昨年九月十八日、国連総会は、国際司法裁判所、ICJが七月に発出したパレスチナ占領地に関する勧告的意見に関する決議を賛成多数で採択いたしました。
我が国としては、委員御指摘のとおり、この決議に関して賛成票を投じております。国際社会における法の支配に向けたICJの役割を支持する、こうした点も含めました総合的な判断として賛成票を投じました。
○辰巳委員 私は、中でも注目したいのは、イスラエルへの武器輸出、違法入植地からの輸入の禁止などの制裁の実施が呼びかけられたということなんですね。これは、イスラエルの不法なプレゼンスの維持に関与する経済貿易取引を差し控えることを求めたものであります。
イギリスは、この間、この事態を受けて、二十日に、イスラエルとの自由貿易協定、FTAの交渉を中断すると明らかにいたしました。パレスチナ自治区ガザへの攻撃をやめず、十分な支援物資の搬入を拒んでいるためとされております。EUも、イスラエルとの貿易協定の見直しを検討するということで合意されたと報道もされております。
武藤経産大臣に確認をしたいと思います。
今、日本とイスラエルの経済連携協定締結に向けた話合いは、二〇二〇年から始まりましたが、二〇二三年、イスラエルがガザに侵攻するまでに三回の協議、共同研究と言っていますけれども、これを行った後は開かれていないと聞いております。私は、今のような情勢の下で、イスラエルとの経済連携協定、これは結ぶべきではない、この協議もするべきではない、こう思いますけれども、いかがですか。
○武藤国務大臣 イスラエルとのEPAの関係でありますけれども、今議員おっしゃられたように、二〇二三年の九月の三回をもって最後として、それ以降は開催しておりません。
○辰巳委員 大臣、今のような状況で、四回目はないということをはっきり言っていただきたい。
○武藤国務大臣 これは、今、イスラエルの問題、今のガザの問題について、大変私自身も遺憾だと思っております。
この件につきましては、日・イスラエル二国間関係で総合的に勘案をしなきゃいけないところもありますが、適切に対応していきたいと思っています。
○辰巳委員 今、大臣から、今のイスラエルの状況を鑑みれば四回目はないという趣旨の答弁があったと思います。
私は、更に問われるのは防衛省だと思っているんですね。防衛省は、今年度の当初予算において、小型攻撃用ドローン三百十式の取得経費として三十二億円を計上しております。既に実証試験が行われ、その中には、イスラエル製のスカイストライカーなど、イスラエル製の四機のほか、オーストラリア製二機、スペイン製一機の計七機種が実証試験として契約がされております。今後、一般競争入札を経て選定をする方針とされております。

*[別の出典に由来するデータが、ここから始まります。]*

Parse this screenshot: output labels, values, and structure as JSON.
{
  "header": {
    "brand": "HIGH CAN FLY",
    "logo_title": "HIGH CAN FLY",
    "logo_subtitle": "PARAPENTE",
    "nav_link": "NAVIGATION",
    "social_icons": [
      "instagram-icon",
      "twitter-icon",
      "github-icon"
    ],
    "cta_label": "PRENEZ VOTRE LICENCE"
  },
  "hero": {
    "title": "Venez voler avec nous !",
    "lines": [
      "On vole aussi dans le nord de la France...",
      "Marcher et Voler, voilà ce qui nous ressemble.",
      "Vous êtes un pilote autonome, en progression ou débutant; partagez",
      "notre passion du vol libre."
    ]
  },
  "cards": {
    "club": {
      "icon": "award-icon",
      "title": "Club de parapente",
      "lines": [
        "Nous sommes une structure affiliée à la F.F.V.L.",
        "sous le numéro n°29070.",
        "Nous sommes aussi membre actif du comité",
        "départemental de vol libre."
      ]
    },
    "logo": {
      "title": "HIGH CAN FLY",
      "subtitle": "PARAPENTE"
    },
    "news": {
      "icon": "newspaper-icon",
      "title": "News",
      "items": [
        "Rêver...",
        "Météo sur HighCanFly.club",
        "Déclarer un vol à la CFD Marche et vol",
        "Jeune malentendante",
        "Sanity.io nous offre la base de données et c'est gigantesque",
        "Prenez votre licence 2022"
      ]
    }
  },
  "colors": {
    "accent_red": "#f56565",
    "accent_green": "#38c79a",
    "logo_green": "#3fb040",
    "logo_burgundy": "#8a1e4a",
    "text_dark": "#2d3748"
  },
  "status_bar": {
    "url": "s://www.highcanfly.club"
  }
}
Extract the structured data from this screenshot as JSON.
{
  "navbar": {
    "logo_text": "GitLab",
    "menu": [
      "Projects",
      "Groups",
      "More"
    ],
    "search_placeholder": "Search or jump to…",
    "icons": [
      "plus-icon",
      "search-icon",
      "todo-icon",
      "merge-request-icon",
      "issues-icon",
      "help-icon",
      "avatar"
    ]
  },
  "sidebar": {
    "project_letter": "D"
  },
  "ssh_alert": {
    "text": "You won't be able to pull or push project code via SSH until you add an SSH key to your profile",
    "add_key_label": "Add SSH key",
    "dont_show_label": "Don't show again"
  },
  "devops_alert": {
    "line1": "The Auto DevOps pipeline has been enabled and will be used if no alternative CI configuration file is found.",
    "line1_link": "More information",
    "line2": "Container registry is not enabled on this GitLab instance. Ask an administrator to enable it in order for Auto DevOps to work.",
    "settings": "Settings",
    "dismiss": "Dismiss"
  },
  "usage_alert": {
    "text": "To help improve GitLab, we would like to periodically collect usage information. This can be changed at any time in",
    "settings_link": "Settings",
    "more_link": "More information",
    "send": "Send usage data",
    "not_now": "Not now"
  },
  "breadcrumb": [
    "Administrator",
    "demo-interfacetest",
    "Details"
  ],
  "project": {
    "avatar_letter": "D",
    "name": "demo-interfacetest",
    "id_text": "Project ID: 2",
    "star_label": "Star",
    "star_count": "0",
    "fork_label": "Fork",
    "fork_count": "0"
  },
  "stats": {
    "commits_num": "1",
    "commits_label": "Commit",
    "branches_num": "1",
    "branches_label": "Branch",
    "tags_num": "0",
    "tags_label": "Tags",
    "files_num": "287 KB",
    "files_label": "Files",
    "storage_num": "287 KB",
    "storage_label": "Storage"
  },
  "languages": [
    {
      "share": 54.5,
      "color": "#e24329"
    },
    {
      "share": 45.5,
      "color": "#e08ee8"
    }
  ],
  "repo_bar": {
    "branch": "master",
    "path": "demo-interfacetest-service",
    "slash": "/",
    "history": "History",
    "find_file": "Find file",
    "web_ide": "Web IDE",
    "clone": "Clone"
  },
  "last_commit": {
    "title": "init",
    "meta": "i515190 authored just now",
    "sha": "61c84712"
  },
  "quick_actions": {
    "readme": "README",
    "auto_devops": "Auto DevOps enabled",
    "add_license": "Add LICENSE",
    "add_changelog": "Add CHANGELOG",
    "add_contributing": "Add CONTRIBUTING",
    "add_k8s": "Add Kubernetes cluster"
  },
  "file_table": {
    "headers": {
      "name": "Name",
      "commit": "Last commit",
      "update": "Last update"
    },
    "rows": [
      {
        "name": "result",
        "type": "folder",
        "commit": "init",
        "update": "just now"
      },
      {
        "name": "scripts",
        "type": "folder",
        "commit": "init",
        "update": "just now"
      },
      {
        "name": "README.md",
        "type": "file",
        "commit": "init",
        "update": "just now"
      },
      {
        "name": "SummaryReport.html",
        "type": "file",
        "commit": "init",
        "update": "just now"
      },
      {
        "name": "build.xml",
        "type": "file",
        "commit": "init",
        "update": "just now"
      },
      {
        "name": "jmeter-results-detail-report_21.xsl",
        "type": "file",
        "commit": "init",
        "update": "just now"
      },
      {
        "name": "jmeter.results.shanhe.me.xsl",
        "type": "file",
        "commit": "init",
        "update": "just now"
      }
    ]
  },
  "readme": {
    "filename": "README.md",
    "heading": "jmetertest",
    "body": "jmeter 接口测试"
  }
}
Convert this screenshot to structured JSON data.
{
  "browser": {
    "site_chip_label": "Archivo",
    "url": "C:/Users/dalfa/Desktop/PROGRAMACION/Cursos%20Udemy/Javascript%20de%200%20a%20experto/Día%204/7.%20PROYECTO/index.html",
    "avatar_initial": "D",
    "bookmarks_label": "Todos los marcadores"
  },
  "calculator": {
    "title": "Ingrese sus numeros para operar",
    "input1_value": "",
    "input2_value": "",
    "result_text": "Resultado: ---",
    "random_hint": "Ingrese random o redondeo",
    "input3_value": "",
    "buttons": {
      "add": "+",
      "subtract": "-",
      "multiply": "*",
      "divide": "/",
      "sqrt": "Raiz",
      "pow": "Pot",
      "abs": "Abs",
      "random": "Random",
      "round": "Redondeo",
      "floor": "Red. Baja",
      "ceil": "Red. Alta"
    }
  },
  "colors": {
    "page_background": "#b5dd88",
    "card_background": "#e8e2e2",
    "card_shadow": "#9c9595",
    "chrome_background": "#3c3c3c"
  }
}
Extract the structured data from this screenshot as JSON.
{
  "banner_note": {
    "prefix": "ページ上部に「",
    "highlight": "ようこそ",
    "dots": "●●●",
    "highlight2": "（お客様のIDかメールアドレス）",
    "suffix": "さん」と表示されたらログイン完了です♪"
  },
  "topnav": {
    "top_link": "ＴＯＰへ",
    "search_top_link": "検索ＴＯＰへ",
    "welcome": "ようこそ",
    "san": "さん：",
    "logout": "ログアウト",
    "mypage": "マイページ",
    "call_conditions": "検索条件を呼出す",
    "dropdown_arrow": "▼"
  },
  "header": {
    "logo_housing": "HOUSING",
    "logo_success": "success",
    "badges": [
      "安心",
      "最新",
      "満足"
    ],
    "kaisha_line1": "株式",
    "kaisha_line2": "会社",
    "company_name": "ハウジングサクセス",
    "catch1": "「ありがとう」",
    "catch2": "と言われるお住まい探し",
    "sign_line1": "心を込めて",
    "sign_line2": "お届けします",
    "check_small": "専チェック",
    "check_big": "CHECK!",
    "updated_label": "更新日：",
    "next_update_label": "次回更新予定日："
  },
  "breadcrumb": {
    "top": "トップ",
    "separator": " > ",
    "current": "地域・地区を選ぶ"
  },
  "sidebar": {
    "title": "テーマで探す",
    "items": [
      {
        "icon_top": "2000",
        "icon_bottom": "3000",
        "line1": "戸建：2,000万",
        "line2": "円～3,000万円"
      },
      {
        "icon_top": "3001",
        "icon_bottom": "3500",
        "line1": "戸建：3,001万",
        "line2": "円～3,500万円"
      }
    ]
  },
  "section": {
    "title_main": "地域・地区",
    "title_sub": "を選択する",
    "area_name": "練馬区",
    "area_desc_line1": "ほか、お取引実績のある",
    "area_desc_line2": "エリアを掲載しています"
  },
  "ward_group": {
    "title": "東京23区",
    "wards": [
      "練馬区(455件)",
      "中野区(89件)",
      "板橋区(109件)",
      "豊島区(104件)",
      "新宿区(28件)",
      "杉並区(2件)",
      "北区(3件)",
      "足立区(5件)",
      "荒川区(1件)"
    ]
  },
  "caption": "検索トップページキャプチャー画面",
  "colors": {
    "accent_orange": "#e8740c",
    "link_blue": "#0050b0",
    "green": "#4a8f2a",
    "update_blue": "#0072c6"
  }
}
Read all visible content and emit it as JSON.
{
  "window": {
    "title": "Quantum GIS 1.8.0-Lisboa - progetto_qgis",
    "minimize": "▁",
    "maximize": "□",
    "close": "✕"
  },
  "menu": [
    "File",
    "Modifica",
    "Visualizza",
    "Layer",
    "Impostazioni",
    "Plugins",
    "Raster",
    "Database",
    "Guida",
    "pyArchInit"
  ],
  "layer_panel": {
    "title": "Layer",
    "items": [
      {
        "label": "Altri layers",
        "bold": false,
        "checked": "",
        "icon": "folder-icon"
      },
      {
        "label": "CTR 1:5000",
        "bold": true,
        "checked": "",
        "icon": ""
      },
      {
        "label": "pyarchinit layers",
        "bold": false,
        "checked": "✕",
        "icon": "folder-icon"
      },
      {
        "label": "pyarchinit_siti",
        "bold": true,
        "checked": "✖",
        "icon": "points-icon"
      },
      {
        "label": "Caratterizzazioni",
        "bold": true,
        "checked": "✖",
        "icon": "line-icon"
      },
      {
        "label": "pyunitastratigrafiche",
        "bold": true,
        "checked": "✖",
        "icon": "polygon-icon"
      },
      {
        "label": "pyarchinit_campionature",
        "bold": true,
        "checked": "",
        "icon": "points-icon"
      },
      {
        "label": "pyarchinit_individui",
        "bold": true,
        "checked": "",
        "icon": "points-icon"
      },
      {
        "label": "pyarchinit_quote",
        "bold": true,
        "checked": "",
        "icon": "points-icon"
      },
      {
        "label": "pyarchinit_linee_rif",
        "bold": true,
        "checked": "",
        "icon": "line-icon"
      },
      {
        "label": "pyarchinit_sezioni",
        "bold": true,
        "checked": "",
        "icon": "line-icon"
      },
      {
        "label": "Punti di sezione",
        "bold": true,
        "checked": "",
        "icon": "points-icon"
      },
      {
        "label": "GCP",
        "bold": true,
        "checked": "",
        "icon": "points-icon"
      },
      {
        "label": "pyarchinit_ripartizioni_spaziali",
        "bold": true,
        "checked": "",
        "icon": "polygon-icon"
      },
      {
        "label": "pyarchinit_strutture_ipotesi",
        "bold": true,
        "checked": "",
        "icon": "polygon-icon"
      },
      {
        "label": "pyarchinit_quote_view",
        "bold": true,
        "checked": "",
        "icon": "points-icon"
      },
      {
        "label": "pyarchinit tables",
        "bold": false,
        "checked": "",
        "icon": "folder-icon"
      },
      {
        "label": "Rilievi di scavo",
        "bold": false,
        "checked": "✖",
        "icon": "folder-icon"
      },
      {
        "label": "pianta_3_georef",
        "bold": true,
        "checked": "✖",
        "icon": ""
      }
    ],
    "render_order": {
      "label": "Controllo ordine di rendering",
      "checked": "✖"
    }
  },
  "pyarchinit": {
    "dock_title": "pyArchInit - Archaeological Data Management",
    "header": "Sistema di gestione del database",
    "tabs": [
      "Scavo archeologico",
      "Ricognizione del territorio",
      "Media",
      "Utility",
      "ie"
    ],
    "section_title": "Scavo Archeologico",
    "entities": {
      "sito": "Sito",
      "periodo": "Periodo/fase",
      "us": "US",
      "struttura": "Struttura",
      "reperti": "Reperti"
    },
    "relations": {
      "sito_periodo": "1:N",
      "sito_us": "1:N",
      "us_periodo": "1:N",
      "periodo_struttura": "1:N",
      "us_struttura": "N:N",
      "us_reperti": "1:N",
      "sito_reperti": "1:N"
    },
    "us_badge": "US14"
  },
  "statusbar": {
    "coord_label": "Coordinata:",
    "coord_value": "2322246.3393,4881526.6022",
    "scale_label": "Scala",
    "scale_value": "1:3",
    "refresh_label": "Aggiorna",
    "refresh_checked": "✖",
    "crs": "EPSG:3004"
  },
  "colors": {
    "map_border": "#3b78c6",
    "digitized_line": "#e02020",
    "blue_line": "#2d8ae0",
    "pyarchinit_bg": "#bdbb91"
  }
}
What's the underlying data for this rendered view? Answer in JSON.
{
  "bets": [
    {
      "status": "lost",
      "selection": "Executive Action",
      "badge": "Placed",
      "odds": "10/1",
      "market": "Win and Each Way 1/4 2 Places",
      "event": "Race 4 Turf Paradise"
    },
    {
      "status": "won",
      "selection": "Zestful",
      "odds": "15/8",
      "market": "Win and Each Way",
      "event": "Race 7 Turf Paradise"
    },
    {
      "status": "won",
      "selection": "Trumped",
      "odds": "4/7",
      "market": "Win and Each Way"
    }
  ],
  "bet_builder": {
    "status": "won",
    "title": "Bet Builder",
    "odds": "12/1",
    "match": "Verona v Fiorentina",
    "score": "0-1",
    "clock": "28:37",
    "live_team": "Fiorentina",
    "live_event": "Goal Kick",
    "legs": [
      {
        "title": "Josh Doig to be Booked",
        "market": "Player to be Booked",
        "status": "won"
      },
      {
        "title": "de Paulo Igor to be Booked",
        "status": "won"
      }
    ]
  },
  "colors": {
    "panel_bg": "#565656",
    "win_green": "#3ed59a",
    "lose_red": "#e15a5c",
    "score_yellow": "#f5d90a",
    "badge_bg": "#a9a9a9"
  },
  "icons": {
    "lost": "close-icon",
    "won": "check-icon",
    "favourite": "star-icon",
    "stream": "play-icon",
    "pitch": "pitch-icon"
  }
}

ガザの人たちを殺りくしている兵器を購入することは、私は、そういう会社の武器の再生産を底支えするものであり、当然その是非が問われてくるというふうに思います。
防衛省に確認します。
イスラエルの軍事会社エルビット・システムズが開発したこの小型ドローン、スカイストライカーは、今年の四月にガザの避難民テントへの爆撃に使われたものではないんでしょうか。
○本田副大臣 お答えいたします。
御指摘の報道につきましては承知をしているところでありますが、お尋ねの件につきましては、防衛省として確定的なお答えをすることが困難であるということを御理解いただきたいと思います。
○辰巳委員 日本政府として、そこまで言って、確定的に判断することは困難だけれども、報道されていることは知っている、こういうお話だったと思うんですね。
私は、このエルビット社のホームページの冒頭に出てくるスカイストライカーという攻撃型小型ドローンがいかに優れているかというホームページのPRビデオを確認しました。
まず最初に出てくるのが、バトル・プルーブン・プレシジョン・ストライク・ケーパビリティー、戦闘で実証された精緻な攻撃能力というアピールなんですね。まさにガザで子供たちが苦しみ、焼き殺されていることが実証されたものであるということであり、それを売り文句にしていると言わなければならない。こんな残酷なことは私はないと思います。
また、イスラエル国営のイスラエル・エアロスペース・インダストリーズも実証試験の対象となっております。イスラエル国営企業の兵器を購入して当該製造企業を支援すること自体が、イスラエルを直接支援すること、ひいてはガザで行われている国際法違反のジェノサイドに日本が加担をすることになる、国民の血税で購入する以上、国民にもその片棒を担がせることになると言わなければならないと思います。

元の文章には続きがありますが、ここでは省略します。